While strong buy-side demand continues to grow, our research indicates the long-term demographically driven issues of ownership succession will continue to propel sell-side motivation in 2018. Across every sector of the E&C market, companies continue to grapple with issues involving ownership transition. Our research has found there has been a significant shift away from expectations of a transfer of ownership within family ownership groups to an expectation of a transfer of ownership to employees or through a sale to a third party. In discussion with Canadian firms, many are exploring the idea of employee purchase models or employee stock ownership plans (ESOPs). In FMI’s recent “Ownership Transfer and Management Succession Survey,” respondents indicating they planned to sell their equity to an ESOP increased from 4% in 2007 to 12% in 2017.

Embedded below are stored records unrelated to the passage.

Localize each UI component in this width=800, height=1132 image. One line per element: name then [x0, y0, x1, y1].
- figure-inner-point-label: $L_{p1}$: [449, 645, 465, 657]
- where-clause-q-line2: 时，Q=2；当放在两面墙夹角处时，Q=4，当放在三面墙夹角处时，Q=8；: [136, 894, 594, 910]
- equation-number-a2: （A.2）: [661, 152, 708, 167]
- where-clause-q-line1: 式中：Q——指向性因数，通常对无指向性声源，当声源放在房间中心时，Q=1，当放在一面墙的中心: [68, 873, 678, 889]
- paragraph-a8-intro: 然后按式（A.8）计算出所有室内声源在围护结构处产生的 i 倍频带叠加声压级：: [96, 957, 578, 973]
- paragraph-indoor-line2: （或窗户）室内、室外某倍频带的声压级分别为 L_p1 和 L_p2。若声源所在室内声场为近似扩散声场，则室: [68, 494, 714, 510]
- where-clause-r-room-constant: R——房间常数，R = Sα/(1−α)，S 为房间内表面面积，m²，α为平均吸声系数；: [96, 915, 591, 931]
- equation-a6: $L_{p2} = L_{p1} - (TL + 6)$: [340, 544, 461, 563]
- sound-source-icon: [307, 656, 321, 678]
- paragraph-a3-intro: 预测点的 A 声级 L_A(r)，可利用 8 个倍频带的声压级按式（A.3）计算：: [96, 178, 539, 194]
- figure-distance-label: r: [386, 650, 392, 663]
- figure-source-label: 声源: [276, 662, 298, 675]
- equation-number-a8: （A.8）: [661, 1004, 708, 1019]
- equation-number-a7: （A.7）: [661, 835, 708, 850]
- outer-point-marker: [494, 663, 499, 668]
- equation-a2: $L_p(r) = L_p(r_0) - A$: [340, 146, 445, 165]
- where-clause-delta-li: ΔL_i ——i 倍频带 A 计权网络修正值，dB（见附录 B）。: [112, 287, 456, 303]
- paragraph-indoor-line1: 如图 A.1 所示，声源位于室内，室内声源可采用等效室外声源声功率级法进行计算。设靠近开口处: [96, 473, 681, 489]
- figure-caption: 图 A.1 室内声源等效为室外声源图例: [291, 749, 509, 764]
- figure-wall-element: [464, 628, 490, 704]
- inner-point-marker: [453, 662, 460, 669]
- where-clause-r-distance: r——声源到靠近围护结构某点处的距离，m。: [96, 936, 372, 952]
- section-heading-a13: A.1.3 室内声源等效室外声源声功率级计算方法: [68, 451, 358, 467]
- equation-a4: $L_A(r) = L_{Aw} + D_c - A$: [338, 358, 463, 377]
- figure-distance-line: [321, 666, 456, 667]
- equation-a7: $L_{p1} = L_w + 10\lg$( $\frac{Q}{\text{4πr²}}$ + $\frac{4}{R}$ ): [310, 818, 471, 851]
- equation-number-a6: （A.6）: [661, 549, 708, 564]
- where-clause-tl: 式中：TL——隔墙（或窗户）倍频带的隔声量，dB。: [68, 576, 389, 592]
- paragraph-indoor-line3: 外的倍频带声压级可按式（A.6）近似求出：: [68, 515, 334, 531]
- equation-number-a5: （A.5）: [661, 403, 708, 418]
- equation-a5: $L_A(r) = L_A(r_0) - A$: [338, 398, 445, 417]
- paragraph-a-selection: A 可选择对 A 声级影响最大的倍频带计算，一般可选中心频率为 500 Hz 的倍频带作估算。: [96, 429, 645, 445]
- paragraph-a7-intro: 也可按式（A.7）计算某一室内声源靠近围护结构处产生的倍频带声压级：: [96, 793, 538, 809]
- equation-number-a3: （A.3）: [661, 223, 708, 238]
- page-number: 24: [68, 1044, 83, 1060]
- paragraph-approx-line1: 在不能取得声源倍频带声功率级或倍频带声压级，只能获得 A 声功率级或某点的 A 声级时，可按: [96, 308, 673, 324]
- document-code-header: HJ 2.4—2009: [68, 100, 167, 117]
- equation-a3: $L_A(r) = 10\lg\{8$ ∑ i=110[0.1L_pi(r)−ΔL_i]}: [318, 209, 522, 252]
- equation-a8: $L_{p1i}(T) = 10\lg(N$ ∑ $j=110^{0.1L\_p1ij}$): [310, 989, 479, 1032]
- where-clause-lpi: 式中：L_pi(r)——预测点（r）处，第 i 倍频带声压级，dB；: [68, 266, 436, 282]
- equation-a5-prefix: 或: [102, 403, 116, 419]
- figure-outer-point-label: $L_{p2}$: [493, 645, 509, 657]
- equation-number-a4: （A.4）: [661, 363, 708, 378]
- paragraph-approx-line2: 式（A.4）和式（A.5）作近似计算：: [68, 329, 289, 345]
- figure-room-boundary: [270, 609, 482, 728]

“Given the labor challenges and rapid pace of technological advancement in the construction industry, it’s now more important than ever for business owners to have a succession plan in place,” says Matt Drake, director at FMI Capital Advisors and head of FMI’s ESOP Advisory Practice. “Whether they sell to a third party, to management or to an ESOP, owners should weigh all of their options to ensure they are making a fully informed decision.”
With 2008-2009 a rapidly fading memory for most E&C companies, now fortified with strong and improving operating results over the past four or five years, many are well-positioned to execute a lucrative change of ownership as transaction valuations remain strong. All of the market conditions across the E&C market sectors are in place for 2018 to be a record-setting year of M&A activity.